Seattle Times business reporter

Cell Therapeutics said late Thursday it has shut down its most important clinical trial because patients who took its cancer drug were dying more quickly than those receiving a standard chemotherapy drug.

The Seattle biotech company, which suspended the trial a month ago, will submit a newly designed study to the Food and Drug Administration by year's end. The company said data from the 200 patients who were treated so far will not be used if it eventually seeks FDA approval for the drug, called Xyotax.

The trial, called Pioneer, had the unusual feature of being limited exclusively to women with lung cancer.

Cell Therapeutics originally planned to enroll 600 at 170 medical centers. Patients in the study had advanced lung cancer and a life expectancy of 8 to 10 weeks.

Dan Eramian, a company spokesman, said patients taking the company's drug lived about as long as expected based on earlier studies, but patients in the control group lived unusually long.

He said the company has ruled out the possibility that contamination or toxicity from its drug might be killing patients prematurely, and the difference remains unexplained.
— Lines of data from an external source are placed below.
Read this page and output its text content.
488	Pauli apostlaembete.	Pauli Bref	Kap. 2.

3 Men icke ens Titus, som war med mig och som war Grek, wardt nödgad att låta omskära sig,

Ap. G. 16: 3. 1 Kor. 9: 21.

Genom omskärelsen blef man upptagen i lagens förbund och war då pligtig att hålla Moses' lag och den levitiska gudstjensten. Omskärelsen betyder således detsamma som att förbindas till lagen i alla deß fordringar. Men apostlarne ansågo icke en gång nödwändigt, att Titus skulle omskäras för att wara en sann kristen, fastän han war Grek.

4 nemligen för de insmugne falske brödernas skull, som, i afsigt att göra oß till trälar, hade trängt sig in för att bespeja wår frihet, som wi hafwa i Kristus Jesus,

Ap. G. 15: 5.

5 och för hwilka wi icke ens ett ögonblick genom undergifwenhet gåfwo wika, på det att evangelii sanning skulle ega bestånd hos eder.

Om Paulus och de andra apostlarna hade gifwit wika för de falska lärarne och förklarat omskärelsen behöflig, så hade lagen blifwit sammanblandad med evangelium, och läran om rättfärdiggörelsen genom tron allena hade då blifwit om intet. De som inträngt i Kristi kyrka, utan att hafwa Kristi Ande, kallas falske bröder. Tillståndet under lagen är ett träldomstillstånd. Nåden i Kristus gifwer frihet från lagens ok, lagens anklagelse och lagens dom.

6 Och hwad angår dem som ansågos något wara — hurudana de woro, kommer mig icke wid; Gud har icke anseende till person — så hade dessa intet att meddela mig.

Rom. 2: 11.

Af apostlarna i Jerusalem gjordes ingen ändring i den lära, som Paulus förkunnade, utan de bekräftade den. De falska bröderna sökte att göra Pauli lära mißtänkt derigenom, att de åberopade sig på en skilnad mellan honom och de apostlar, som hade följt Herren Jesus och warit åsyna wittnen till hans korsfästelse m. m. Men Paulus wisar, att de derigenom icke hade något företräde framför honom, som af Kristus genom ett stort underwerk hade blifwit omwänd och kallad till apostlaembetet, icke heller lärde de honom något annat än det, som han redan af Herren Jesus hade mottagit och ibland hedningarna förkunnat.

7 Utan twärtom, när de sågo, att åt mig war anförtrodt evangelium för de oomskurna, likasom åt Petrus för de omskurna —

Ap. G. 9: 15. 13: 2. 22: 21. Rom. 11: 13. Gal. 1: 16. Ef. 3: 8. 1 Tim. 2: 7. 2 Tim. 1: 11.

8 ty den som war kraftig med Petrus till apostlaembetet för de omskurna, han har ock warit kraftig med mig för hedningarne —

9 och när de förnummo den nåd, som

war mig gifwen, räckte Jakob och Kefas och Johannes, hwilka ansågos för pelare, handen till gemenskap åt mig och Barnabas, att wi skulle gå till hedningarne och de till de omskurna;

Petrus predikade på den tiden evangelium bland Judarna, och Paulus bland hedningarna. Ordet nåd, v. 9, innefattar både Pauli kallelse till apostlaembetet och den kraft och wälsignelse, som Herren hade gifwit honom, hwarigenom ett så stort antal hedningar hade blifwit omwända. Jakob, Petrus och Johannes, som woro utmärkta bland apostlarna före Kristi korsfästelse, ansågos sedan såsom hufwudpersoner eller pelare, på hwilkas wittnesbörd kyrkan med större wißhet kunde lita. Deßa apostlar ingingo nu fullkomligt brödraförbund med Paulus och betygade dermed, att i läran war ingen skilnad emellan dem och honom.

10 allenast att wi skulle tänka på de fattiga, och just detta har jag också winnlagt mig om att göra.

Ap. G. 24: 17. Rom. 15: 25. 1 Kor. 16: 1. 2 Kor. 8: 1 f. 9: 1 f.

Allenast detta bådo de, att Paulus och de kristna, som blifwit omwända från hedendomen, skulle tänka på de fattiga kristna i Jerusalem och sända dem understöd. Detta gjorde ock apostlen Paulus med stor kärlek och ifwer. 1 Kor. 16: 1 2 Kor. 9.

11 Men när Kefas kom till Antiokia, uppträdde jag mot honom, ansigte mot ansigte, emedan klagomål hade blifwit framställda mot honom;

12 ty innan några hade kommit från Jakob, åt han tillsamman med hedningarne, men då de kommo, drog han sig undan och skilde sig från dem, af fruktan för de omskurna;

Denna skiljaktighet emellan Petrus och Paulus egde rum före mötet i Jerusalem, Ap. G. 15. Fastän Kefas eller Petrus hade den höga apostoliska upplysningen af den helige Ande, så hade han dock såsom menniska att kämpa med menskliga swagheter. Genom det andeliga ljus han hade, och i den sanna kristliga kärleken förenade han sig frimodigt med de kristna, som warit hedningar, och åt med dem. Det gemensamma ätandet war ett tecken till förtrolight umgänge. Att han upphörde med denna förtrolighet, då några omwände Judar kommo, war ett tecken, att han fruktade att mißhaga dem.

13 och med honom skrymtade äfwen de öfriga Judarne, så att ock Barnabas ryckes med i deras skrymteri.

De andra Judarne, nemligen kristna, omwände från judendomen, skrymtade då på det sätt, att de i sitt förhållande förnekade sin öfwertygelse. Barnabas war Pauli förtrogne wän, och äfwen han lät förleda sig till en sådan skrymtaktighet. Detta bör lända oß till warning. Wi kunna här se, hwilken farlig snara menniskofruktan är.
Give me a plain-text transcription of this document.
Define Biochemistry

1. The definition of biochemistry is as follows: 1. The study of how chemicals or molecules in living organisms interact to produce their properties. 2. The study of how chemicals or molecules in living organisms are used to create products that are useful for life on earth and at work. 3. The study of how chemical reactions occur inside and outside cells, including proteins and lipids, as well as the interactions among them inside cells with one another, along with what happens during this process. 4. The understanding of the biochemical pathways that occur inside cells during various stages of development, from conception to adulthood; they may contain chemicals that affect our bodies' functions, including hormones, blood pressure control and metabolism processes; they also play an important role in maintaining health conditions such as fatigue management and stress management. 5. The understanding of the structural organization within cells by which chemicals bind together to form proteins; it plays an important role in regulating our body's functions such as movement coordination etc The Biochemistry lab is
The drug already has failed three major lung cancer trials that enrolled both men and women, but the company said it isn't giving up on Xyotax.

Eramian said the company plans to test the drug in 300 women, but only in women with normal estrogen levels.

The company said that the new design is based on experience in earlier studies. Xyotax, a polymer molecule that modifies chemotherapy to make it more tolerable, is believed to react positively with estrogen.

In the next study, the company hopes it will show its drug provides a survival advantage, so it can win approval for the market.

"You need to go to the FDA with something you can win with," Eramian said.

The trial shutdown will put the company at least six months behind its schedule for completing the trial, Eramian said.

That will cost the company precious time and money. In its last quarterly report, Cell Therapeutics said it had $68 million in cash at the end of September, and it subsequently received a $15 million payment from its partner Novartis.

Cell Therapeutics, which has never turned a profit in its 15-year history, is spending money at a rate of close to $10 million a month.

Xyotax isn't its only drug. Cell Therapeutics also expects to receive results in the first half of 2007 from a study of another drug, Pixantrone, for non-Hodgkin's lymphoma.

Cell Therapeutics stock closed down 7 cents Thursday to close at $1.82 a share.